On the border with Ecuador, a new crisis was unfolding. President Daniel Noboa had imposed one-hundred-percent tariffs on Colombian goods, citing Petro's failure to combat drug trafficking in the frontier region. The tariffs threatened to collapse legal commerce while potentially enriching criminal networks. Valencia visited the border and promised that her first presidential act would be to militarize the Cali-Popayán-Pasto corridor and call Noboa to negotiate a reset. She criticized Petro for pursuing trade with Venezuela instead of neighboring countries. The border had become another campaign battleground, with the right positioning itself as the party of order and diplomatic competence.
The electoral machinery continued its work. The national registry began printing ballots for the first round, scheduled for May thirty-first. Thirteen candidates would appear on the ballot, plus an option for blank votes. If any candidate withdrew, their name would remain printed but votes for them would not be counted. Cepeda and his running mate Aída Quilcué occupied the first position. The security situation remained dire enough that the defense minister announced a reward of up to one billion pesos—roughly two hundred seventy thousand dollars—for information preventing attacks on any of the candidates. The campaign had become a contest not only over policy but over the very possibility of holding elections safely in a country where armed groups still held significant territory and firepower.
Notable Quotes
This is a government complicit with violent actors; they free them, like Calarcá, to put them on stages, to hold parties in prisons, and to send them out to plant bombs and murder us.— Paloma Valencia, Centro Democrático candidate
I challenge the far right, its two candidacies, Senator Paloma Valencia and lawyer Abelardo de la Espriella, to debate substantive proposals, visions of the country, and models of development and social equity.— Iván Cepeda, Pacto Histórico candidate
The Hearth Conversation Another angle on the story
Why did Cepeda suddenly agree to debate after months of refusing?

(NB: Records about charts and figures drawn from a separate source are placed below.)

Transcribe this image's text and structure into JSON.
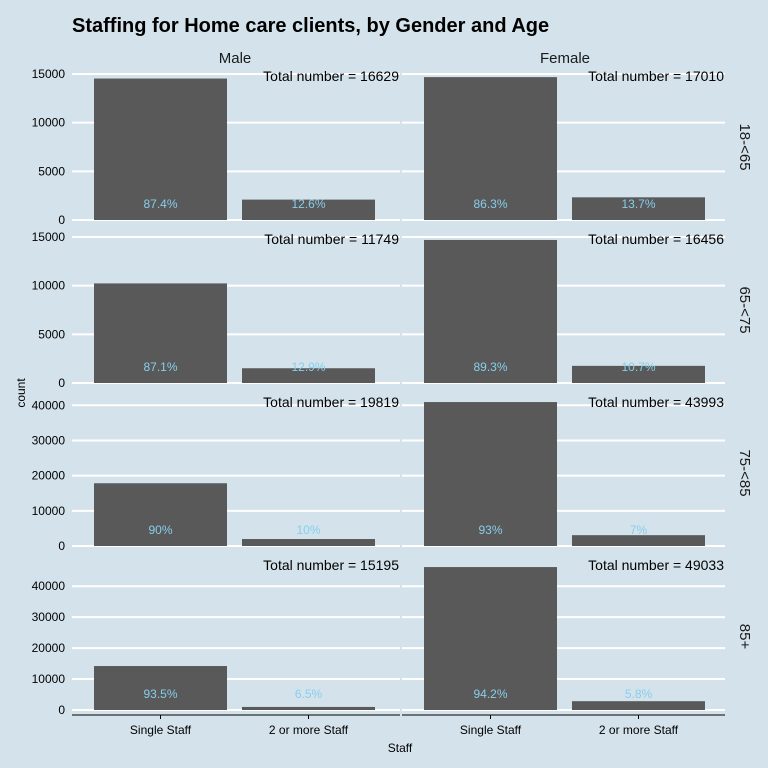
{
  "chart_data": {
    "type": "bar",
    "title": "Staffing for Home care clients, by Gender and Age",
    "xlabel": "Staff",
    "ylabel": "count",
    "categories": [
      "Single Staff",
      "2 or more Staff"
    ],
    "columns": [
      "Male",
      "Female"
    ],
    "rows": [
      "18-<65",
      "65-<75",
      "75-<85",
      "85+"
    ],
    "grid": true,
    "colors": {
      "background": "#d4e3eb",
      "bar": "#595959",
      "gridline": "#ffffff",
      "percent_label": "#87ceeb"
    },
    "panels": [
      {
        "row_label": "18-<65",
        "ylim": [
          0,
          15000
        ],
        "yticks": [
          0,
          5000,
          10000,
          15000
        ],
        "cells": [
          {
            "gender": "Male",
            "total_label": "Total number = 16629",
            "values": [
              14534,
              2095
            ],
            "labels": [
              "87.4%",
              "12.6%"
            ]
          },
          {
            "gender": "Female",
            "total_label": "Total number = 17010",
            "values": [
              14680,
              2330
            ],
            "labels": [
              "86.3%",
              "13.7%"
            ]
          }
        ]
      },
      {
        "row_label": "65-<75",
        "ylim": [
          0,
          15000
        ],
        "yticks": [
          0,
          5000,
          10000,
          15000
        ],
        "cells": [
          {
            "gender": "Male",
            "total_label": "Total number = 11749",
            "values": [
              10233,
              1516
            ],
            "labels": [
              "87.1%",
              "12.9%"
            ]
          },
          {
            "gender": "Female",
            "total_label": "Total number = 16456",
            "values": [
              14695,
              1761
            ],
            "labels": [
              "89.3%",
              "10.7%"
            ]
          }
        ]
      },
      {
        "row_label": "75-<85",
        "ylim": [
          0,
          40000
        ],
        "yticks": [
          0,
          10000,
          20000,
          30000,
          40000
        ],
        "cells": [
          {
            "gender": "Male",
            "total_label": "Total number = 19819",
            "values": [
              17837,
              1982
            ],
            "labels": [
              "90%",
              "10%"
            ]
          },
          {
            "gender": "Female",
            "total_label": "Total number = 43993",
            "values": [
              40913,
              3080
            ],
            "labels": [
              "93%",
              "7%"
            ]
          }
        ]
      },
      {
        "row_label": "85+",
        "ylim": [
          0,
          40000
        ],
        "yticks": [
          0,
          10000,
          20000,
          30000,
          40000
        ],
        "cells": [
          {
            "gender": "Male",
            "total_label": "Total number = 15195",
            "values": [
              14207,
              988
            ],
            "labels": [
              "93.5%",
              "6.5%"
            ]
          },
          {
            "gender": "Female",
            "total_label": "Total number = 49033",
            "values": [
              46187,
              2846
            ],
            "labels": [
              "94.2%",
              "5.8%"
            ]
          }
        ]
      }
    ]
  }
}
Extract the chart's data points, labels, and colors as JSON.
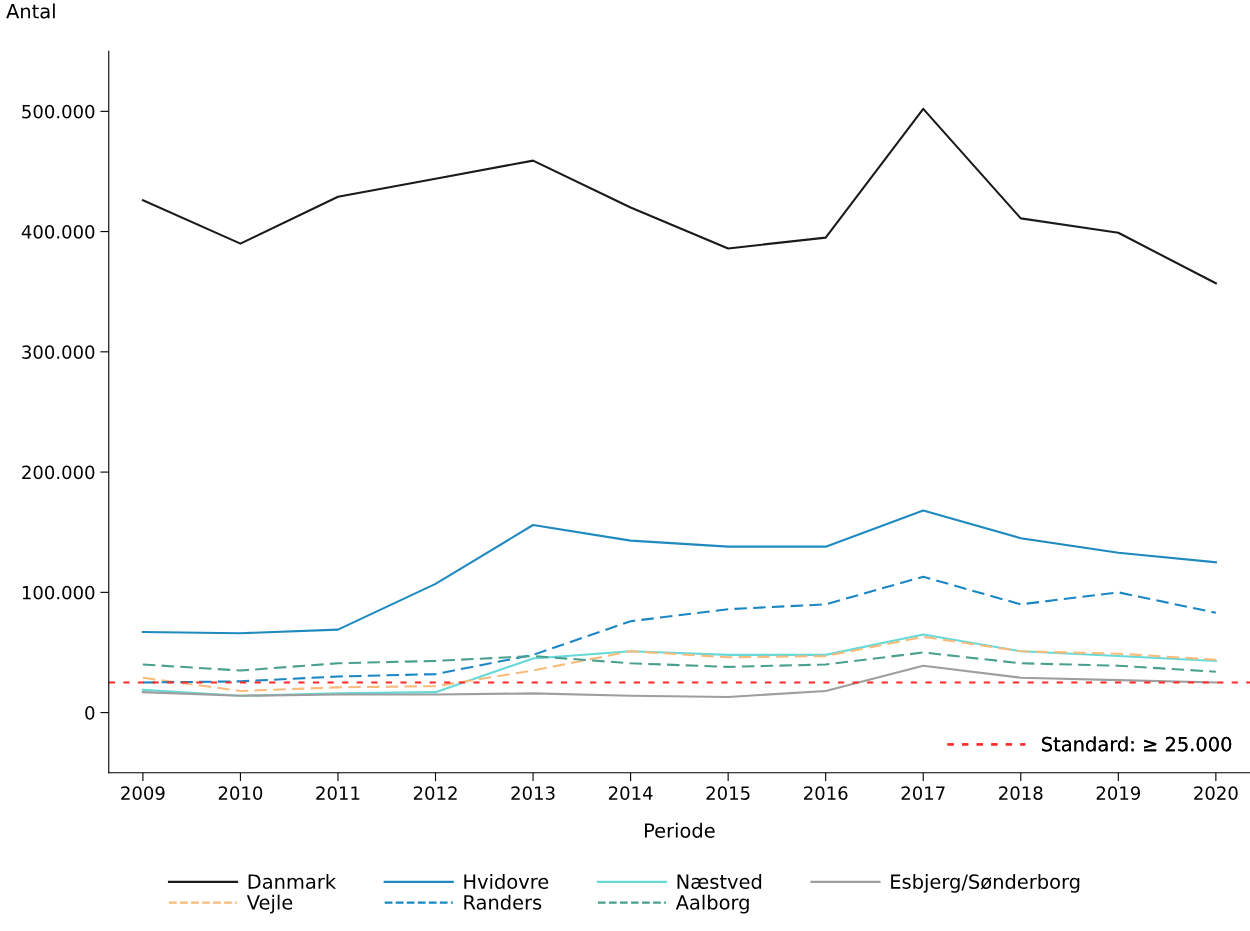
{
  "chart_data": {
    "type": "line",
    "ylabel": "Antal",
    "xlabel": "Periode",
    "x": [
      2009,
      2010,
      2011,
      2012,
      2013,
      2014,
      2015,
      2016,
      2017,
      2018,
      2019,
      2020
    ],
    "xlim": [
      2008.65,
      2020.35
    ],
    "xticks": [
      2009,
      2010,
      2011,
      2012,
      2013,
      2014,
      2015,
      2016,
      2017,
      2018,
      2019,
      2020
    ],
    "ylim": [
      -50000,
      550000
    ],
    "yticks": [
      {
        "value": 0,
        "label": "0"
      },
      {
        "value": 100000,
        "label": "100.000"
      },
      {
        "value": 200000,
        "label": "200.000"
      },
      {
        "value": 300000,
        "label": "300.000"
      },
      {
        "value": 400000,
        "label": "400.000"
      },
      {
        "value": 500000,
        "label": "500.000"
      }
    ],
    "grid": false,
    "legend": "bottom",
    "marker": "none",
    "series": [
      {
        "name": "Danmark",
        "color": "#1a1a1a",
        "line_style": "solid",
        "values": [
          426000,
          390000,
          429000,
          444000,
          459000,
          420000,
          386000,
          395000,
          502000,
          411000,
          399000,
          357000
        ]
      },
      {
        "name": "Hvidovre",
        "color": "#1f8ac0",
        "line_style": "solid",
        "values": [
          67000,
          66000,
          69000,
          107000,
          156000,
          143000,
          138000,
          138000,
          168000,
          145000,
          133000,
          125000
        ]
      },
      {
        "name": "Næstved",
        "color": "#66d9d9",
        "line_style": "solid",
        "values": [
          19000,
          14000,
          16000,
          17000,
          45000,
          51000,
          48000,
          48000,
          65000,
          51000,
          47000,
          43000
        ]
      },
      {
        "name": "Esbjerg/Sønderborg",
        "color": "#9e9e9e",
        "line_style": "solid",
        "values": [
          17000,
          14000,
          15000,
          15000,
          16000,
          14000,
          13000,
          18000,
          39000,
          29000,
          27000,
          25000
        ]
      },
      {
        "name": "Vejle",
        "color": "#f8bb7a",
        "line_style": "dashed",
        "values": [
          29000,
          18000,
          21000,
          22000,
          35000,
          51000,
          46000,
          47000,
          63000,
          51000,
          49000,
          44000
        ]
      },
      {
        "name": "Randers",
        "color": "#1a87c4",
        "line_style": "dashed",
        "values": [
          25000,
          26000,
          30000,
          32000,
          48000,
          76000,
          86000,
          90000,
          113000,
          90000,
          100000,
          83000
        ]
      },
      {
        "name": "Aalborg",
        "color": "#4aa08f",
        "line_style": "dashed",
        "values": [
          40000,
          35000,
          41000,
          43000,
          47000,
          41000,
          38000,
          40000,
          50000,
          41000,
          39000,
          34000
        ]
      }
    ],
    "ref_lines": [
      {
        "axis": "y",
        "value": 25000,
        "label": "Standard: ≥ 25.000",
        "color": "#ff2a2a",
        "line_style": "dotted"
      }
    ]
  }
}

The polling numbers shifted. His lead was solid, but Valencia and De la Espriella were gaining ground by attacking him as afraid. At some point, staying silent became riskier than showing up.
Does the Cauca bombing actually change anything about the election?
It crystallizes the argument that's been building all along. The right says Petro's peace strategy failed; the left says you can't blame one attack on a policy barely implemented. But for voters already nervous about security, it confirms their fears.
What does Valencia gain by proposing Uribe as defense minister?
She's signaling continuity with the old security establishment. Uribe is toxic to the left but beloved by the right. It's a way of saying: I'm not inventing a new approach, I'm returning to what worked before.
Is the border crisis with Ecuador separate from the election, or part of it?
It's become part of it. Valencia can now promise to fix a real, immediate problem—the tariffs—by being tougher on criminals. It gives her something concrete to campaign on beyond just criticizing Petro.
Why does De la Espriella lead in recruiting poll workers?
His movement mobilizes people who feel unrepresented. They see themselves as guardians of the vote against what they perceive as a rigged system. It's a form of political energy the establishment parties haven't matched.
What happens if the debates don't change the race?
Then we're back to a two-person runoff in June between Cepeda and whoever finishes second—likely Valencia or De la Espriella. The debates will have mattered less than the underlying arithmetic.